Site visitors on average will only spend a few seconds on your site before deciding whether or not to move on. This is why it is important to know and follow best practices for website design and to know what customers consider as desirable attributes in terms of content, functionality and interactivity.

Note: some of these factors will be universal in nature and some may be very specific to the industry in which you operate. You need to know about and address both.

Much research has been conducted into what users want from a website. If you have the time you can delve in detail into many aspects of design and content such as the optimal font size to use and the order and placement of various items and functionality.

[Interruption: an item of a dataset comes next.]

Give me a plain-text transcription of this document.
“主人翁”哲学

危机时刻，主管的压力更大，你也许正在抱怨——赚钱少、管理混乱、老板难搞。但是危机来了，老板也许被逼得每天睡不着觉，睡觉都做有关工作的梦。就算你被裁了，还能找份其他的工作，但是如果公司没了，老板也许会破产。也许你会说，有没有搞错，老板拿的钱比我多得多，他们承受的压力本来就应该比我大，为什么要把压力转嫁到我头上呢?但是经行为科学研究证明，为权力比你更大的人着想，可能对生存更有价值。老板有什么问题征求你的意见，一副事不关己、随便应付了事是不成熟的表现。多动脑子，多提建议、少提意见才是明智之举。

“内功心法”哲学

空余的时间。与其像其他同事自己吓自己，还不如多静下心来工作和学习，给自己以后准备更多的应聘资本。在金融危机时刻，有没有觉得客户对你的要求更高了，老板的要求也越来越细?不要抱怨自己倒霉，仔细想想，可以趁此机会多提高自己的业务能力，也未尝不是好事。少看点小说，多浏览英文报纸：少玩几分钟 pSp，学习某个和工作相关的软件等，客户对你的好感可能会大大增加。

Attributes of a good website

Below is a summary of the most common findings from the many studies on this topic:

1. Personalisation

This is when a website treats each visitor as an individual, recognises visitors when they revisit and delivers information based on the visitor's preferences (this is done technically through user registration and login, cookies, customisation of dashboards, etc). Personalisation enables greater targeting of information, increases relevance and enhances the user experience.

2. Interactivity

Empowers users with the ability to determine what, how, when and why they consume content as well as the ability to create their own content. Interactivity not only enhances the user experience, but also encourages users to contribute to your brand, forging stronger and more loyal relationships. Some studies show that the higher the degree of interactivity, the higher the website's attractiveness and that the level of interactivity can be important when trying to convert site visitors from "lookers" to "buyers".

3. Informativeness

This refers to the degree of usefulness that the information provided is perceived by the user. Is it what they were looking for? Is it easy to understand? Does it address their question of "what's in it for me"? In other words, how your offering will benefit them.

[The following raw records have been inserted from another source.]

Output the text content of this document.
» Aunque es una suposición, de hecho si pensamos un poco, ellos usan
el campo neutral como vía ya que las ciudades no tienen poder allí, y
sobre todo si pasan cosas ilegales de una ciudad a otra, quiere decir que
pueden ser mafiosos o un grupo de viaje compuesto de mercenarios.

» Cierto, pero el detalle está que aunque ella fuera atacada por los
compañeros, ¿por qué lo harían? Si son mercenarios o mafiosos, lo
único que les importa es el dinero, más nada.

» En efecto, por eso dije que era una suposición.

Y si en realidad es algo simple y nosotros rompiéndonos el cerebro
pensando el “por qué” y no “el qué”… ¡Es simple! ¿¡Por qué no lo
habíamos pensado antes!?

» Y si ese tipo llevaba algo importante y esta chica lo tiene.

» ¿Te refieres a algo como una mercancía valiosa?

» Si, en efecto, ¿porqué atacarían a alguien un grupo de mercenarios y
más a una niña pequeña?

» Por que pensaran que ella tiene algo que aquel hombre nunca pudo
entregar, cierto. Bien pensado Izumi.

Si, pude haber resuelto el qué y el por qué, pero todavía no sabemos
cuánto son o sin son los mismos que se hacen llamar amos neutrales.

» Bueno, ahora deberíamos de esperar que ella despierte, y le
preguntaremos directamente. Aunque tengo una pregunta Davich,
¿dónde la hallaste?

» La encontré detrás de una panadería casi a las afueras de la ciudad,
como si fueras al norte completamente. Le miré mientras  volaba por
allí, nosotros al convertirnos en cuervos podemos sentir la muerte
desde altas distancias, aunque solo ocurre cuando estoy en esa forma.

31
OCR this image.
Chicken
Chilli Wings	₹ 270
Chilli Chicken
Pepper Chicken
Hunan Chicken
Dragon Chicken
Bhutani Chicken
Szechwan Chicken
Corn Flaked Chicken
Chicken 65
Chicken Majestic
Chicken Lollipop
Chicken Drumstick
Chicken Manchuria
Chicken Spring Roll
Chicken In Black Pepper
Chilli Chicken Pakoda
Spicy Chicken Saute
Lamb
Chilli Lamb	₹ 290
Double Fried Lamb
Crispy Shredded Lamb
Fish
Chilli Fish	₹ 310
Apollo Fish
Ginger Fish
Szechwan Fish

Increasing the usefulness and relevance of site content can be done simply through providing product/services support information, contact details, regularly refreshing content, removing expired information, including relevant keywords so the user can quickly determine the relevance to their search and a clear 'call to action' so the customer understands what the next steps are.

4. Navigation

Refers to how easily users can find what they are looking for. Generally speaking, the more complex and difficult a site is to navigate, the lower the user's attitude towards the site.

5. Privacy and security

This relates to how customer and transaction data is collected, processed and used. Ideally, websites should provide security and privacy statements, secure payment gateways and have full disclosure statements for warranty, returns policy and liabilities.

6. Entertainment

Many researchers have suggested that the effectiveness of a website can depend on how well it engages the attention of visitors by being fun, exciting, enjoyable or entertaining. This can also encourage visitors to continuously return to the site and spend longer exploring the rest of the site.

7. Accessibility

This is the ease by which visitors can reach the site. Factors such as poor download speeds and long lag time can be a source of irritation for users, which then may also reflect negatively on your brand and offering.

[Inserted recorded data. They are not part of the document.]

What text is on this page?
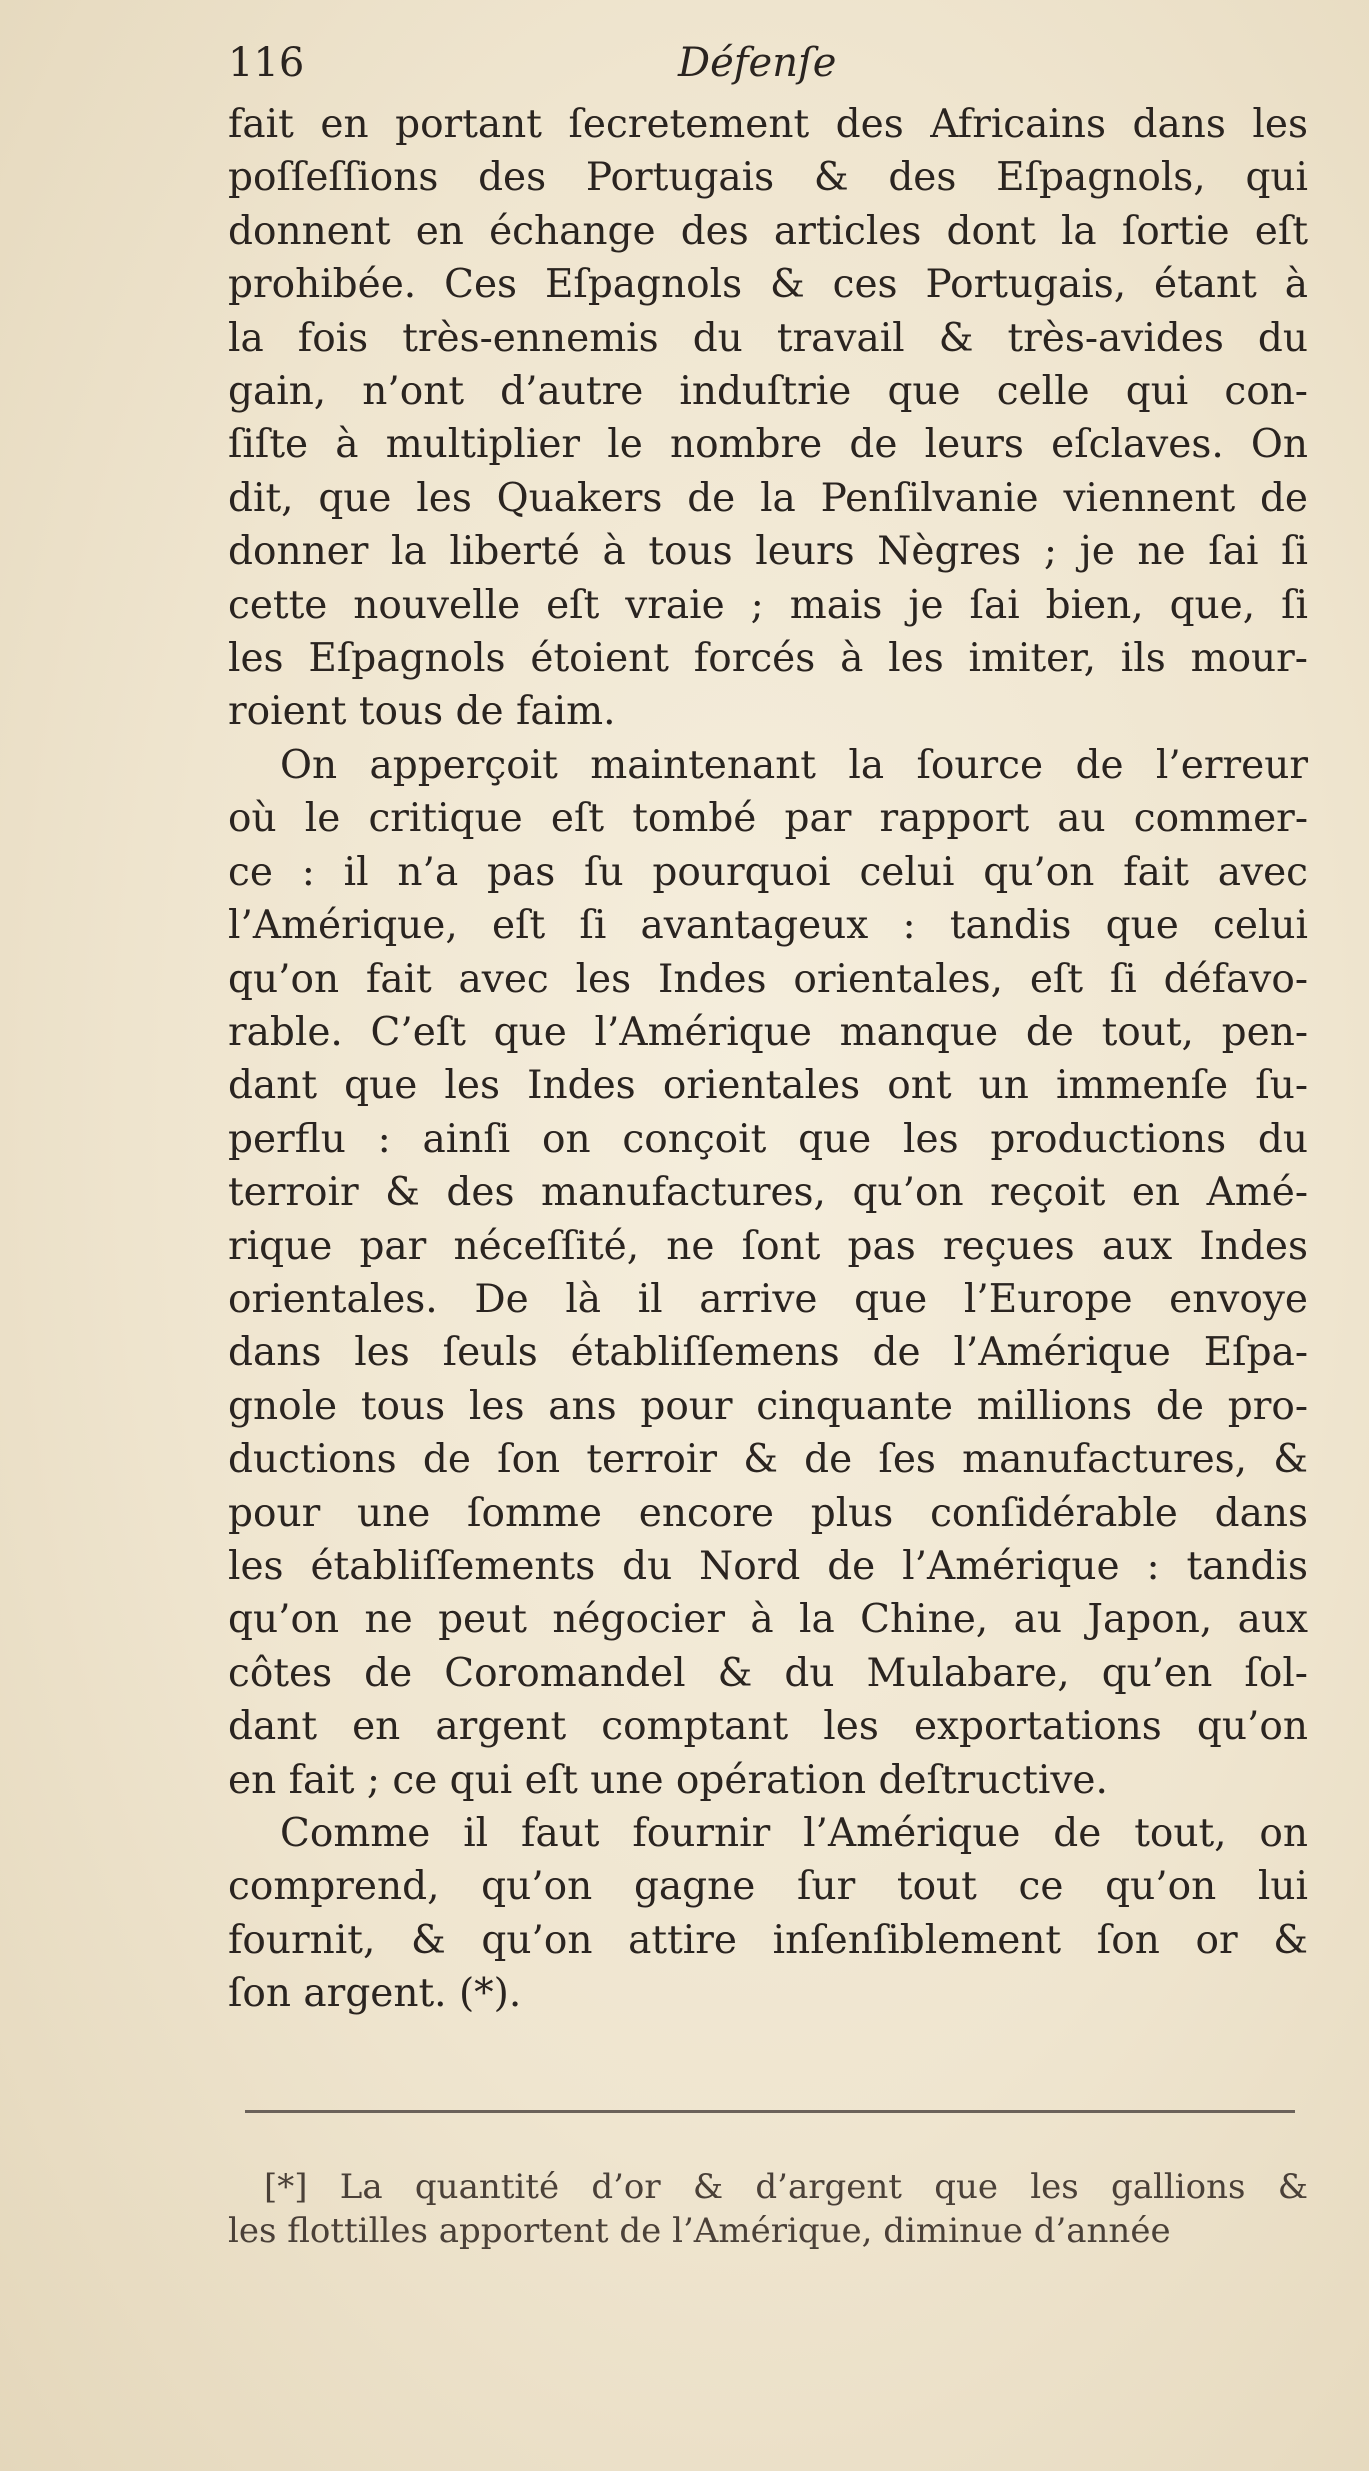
116	Défenſe
fait en portant ſecretement des Africains dans les
poſſeſſions des Portugais & des Eſpagnols, qui
donnent en échange des articles dont la ſortie eſt
prohibée. Ces Eſpagnols & ces Portugais, étant à
la fois très-ennemis du travail & très-avides du
gain, n’ont d’autre induſtrie que celle qui con-
ſiſte à multiplier le nombre de leurs eſclaves. On
dit, que les Quakers de la Penſilvanie viennent de
donner la liberté à tous leurs Nègres ; je ne ſai ſi
cette nouvelle eſt vraie ; mais je ſai bien, que, ſi
les Eſpagnols étoient forcés à les imiter, ils mour-
roient tous de faim.
On apperçoit maintenant la ſource de l’erreur
où le critique eſt tombé par rapport au commer-
ce : il n’a pas ſu pourquoi celui qu’on fait avec
l’Amérique, eſt ſi avantageux : tandis que celui
qu’on fait avec les Indes orientales, eſt ſi défavo-
rable. C’eſt que l’Amérique manque de tout, pen-
dant que les Indes orientales ont un immenſe ſu-
perflu : ainſi on conçoit que les productions du
terroir & des manufactures, qu’on reçoit en Amé-
rique par néceſſité, ne ſont pas reçues aux Indes
orientales. De là il arrive que l’Europe envoye
dans les ſeuls établiſſemens de l’Amérique Eſpa-
gnole tous les ans pour cinquante millions de pro-
ductions de ſon terroir & de ſes manufactures, &
pour une ſomme encore plus conſidérable dans
les établiſſements du Nord de l’Amérique : tandis
qu’on ne peut négocier à la Chine, au Japon, aux
côtes de Coromandel & du Mulabare, qu’en ſol-
dant en argent comptant les exportations qu’on
en fait ; ce qui eſt une opération deſtructive.
Comme il faut fournir l’Amérique de tout, on
comprend, qu’on gagne ſur tout ce qu’on lui
fournit, & qu’on attire inſenſiblement ſon or &
ſon argent. (*).
[*] La quantité d’or & d’argent que les gallions &
les flottilles apportent de l’Amérique, diminue d’année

Undesirable website attributes

  • Irrelevant content and clutter
  • Key information that is buried (if it is three paragraphs down, it will probably be missed)
  • Poor design features including photos that are squeezed or stretched out of proportion
  • Poorly written and edited content
  • Over use of flash animation, "splash pages", music videos or similar – these take a long time to download and make reading a headache
  • Use of too many graphics. Excessive graphics become time-consuming to download and may cause the visitor to lose interest
  • Focusing on artistic merit and creative or funky design to the detriment of the site's objectives or good content
  • Differing types of navigation used on the same site
  • Poor use of links or broken links
  • Coloured background graphics or textures that make it difficult to read type
  • Background graphics that are inappropriate for the content of the site (e.g. clouds on a site selling bookkeeping services)
  • Text blocks that are out of alignment.

All of these factors can contribute to not only a poor user experience, but may negatively impact on your brand, increase your bounce rate (when visitors soon leave your site because it is deemed irrelevant) and reduce your ability to convert sales.